The novel “Life, the Universe and Everything” by Douglas Adams was published for the first time in 1982. It’s the third novel of the so-called trilogy of five books and follows “The Restaurant at the End of the Universe“.
Arthur Dent and Ford Prefect are stranded on the prehistoric Earth until one day a space-time anomaly allows them to return almost to the point of their departure, two days before the Earth is destroyed by the Vogons. They arrive on a cricket pitch during a match, which is disturbed by a team of robots arrived on a spaceship.
Shortly after them, another ship arrives and Slartibartfast, its commander, enlists the help of Arthur and Ford against a terrible threat. There’s the risk that a horde of war robots built on the planet Krikkit in order to exterminate all life forms elsewhere in the universe is freed from the trap in which it was imprisoned.
In 1976, Douglas Adams proposed an idea for an adventure of the TV show “Doctor Who” titled “Doctor Who and the Krikkitmen” with the idea of making a movie but this possibility was discarded.

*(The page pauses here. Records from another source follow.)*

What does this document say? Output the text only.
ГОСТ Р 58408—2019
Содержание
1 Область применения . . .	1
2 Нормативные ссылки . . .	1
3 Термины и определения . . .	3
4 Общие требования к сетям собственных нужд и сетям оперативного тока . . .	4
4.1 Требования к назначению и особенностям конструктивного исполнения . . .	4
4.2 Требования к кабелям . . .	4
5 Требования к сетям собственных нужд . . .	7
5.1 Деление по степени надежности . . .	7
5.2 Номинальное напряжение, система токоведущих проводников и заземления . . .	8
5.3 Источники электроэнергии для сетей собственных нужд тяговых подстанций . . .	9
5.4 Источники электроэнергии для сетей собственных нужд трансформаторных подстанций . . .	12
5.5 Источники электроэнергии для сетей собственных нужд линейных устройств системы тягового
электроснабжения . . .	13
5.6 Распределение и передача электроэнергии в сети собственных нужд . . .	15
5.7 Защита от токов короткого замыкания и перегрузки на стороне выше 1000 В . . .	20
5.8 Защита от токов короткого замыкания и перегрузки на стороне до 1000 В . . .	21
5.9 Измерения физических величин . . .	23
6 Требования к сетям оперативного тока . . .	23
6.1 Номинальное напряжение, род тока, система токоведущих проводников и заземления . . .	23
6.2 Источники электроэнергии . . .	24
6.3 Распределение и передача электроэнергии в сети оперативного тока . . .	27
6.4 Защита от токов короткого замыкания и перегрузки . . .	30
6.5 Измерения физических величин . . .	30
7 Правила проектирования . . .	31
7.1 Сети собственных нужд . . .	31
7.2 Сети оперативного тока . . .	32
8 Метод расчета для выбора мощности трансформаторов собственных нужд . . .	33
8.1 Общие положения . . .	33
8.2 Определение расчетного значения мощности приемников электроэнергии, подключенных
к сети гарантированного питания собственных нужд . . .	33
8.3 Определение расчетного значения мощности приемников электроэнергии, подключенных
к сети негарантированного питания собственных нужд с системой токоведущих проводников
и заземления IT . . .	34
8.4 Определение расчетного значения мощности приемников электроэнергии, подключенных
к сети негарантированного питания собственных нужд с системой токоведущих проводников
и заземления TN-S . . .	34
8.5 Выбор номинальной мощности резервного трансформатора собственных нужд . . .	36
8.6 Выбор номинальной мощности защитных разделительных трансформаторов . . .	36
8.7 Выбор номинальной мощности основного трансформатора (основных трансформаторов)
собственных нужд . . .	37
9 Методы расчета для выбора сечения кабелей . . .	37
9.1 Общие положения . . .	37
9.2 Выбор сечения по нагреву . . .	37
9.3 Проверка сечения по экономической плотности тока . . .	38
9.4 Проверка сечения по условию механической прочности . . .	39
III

Adams used some elements of that idea in the “Doctor Who” season known as “The Key to Time“, in particular the concept of a key composed of parts scattered here and there in the universe that have the appearance of objects of different types. The basic plot of the story, however, was re-used to write “Life, the Universe and Everything”.
The first two novels of the so-called trilogy of five books were the adaptation of the radio series, which is why some parts were a summary of the original story and some had been cut altogether. “Life, the Universe and Everything” is instead a story written specifically from the start as a novel so the story is more consistent and the plot less chaotic.
If the genesis of “Life, the Universe and Everything” is different from the previous novels, the style remains is still typical of Douglas Adams. The novel begins with Arthur Dent and Ford Prefect who’ve beeing living on the prehistoric Earth for some years after they got stranded there. Wowbagger, the Infinitely Prolonged, one of the few immortal existent, spends his time insulting all the inhabitants of the universe one by one, finds Arthur and calls him a jerk.
In short, the beginning shows that Douglas Adams keeps on putting in his novels elements of pure craziness while showing that immortality can be a double edged sword. Arthur Dent and Ford Prefect however can travel back in time thanks to a space-time vortex and find themselves on a cricket pitch during a game.
Cricket is one of the basic themes of “Life, the Universe and Everything” and probably you can appreciated the novel even more if you know that sport. It’s no coincidence that a threat to the universe comes from a planet called Krikkit and in the novel there are many other references to cricket.
The inhabitants of the planet Krikkit didn’t know of the existence of other planets because their solar system is surrounded by a gas cloud. When they found out that there’s an entire universe, the shock caused in them an extreme xenophobia that led to the decision to exterminate all the other inhabitants of the universe. To this end, they built an army of war robots but get defeated and their solar system is locked up in a kind of bubble in which time is slowed down.
Reading “Life, the Universe and Everything”, fans of “Doctor Who” can see similarities between the Krikkit war robots and the Daleks. Douglas Adams adds his idea because for him the planet Krikkitmen are like people who flatly refuse to learn what science can tell us about the universe.
In “Life, the Universe and Everything” Arthur Dent and Ford Prefect try to be the unlikely heroes who save the universe from the threat of the Krikkit war robots. In this task they’re helped by Slartibartfast, who had already appeared in the novel “The Hitchhiker’s Guide to the Galaxy” as a planet designer.
Of course, “Life, the Universe and Everything” there are again many more or less demented elements. For example, the episode regarding Agrajag, a creature who’s continually reincarnated and every time he’s killed by Arthur Dent. In fact, we discover that several living beings accidentally killed by Arthur in the two previous novels were Agrajag’s incarnations and he wants revenge.
“Life, the Universe and Everything” is a novel in many ways different from the previous ones, from which it’s a bit disconnected. At the end, however, there’s again the theme of the Question of Life, the Universe and Everything and its answer, of course, again in Douglas Adams’s style.
“Life, the Universe and Everything” is more plot-oriented than character-oriented. The other protagonists of the earlier novels reappear but they’re a bit sacrificed. These are some of the reasons why some of the fans of the Hitchhiker’s Guide to the Galaxy series don’t like this novel. I think it’s definitely better to have a sequel that’s different than trying to lazily carry on a certain road and even with some flaws this novel shows Douglas Adams’s brilliance again. For this reason, I recommend reading it though the best thing is to read the entire series.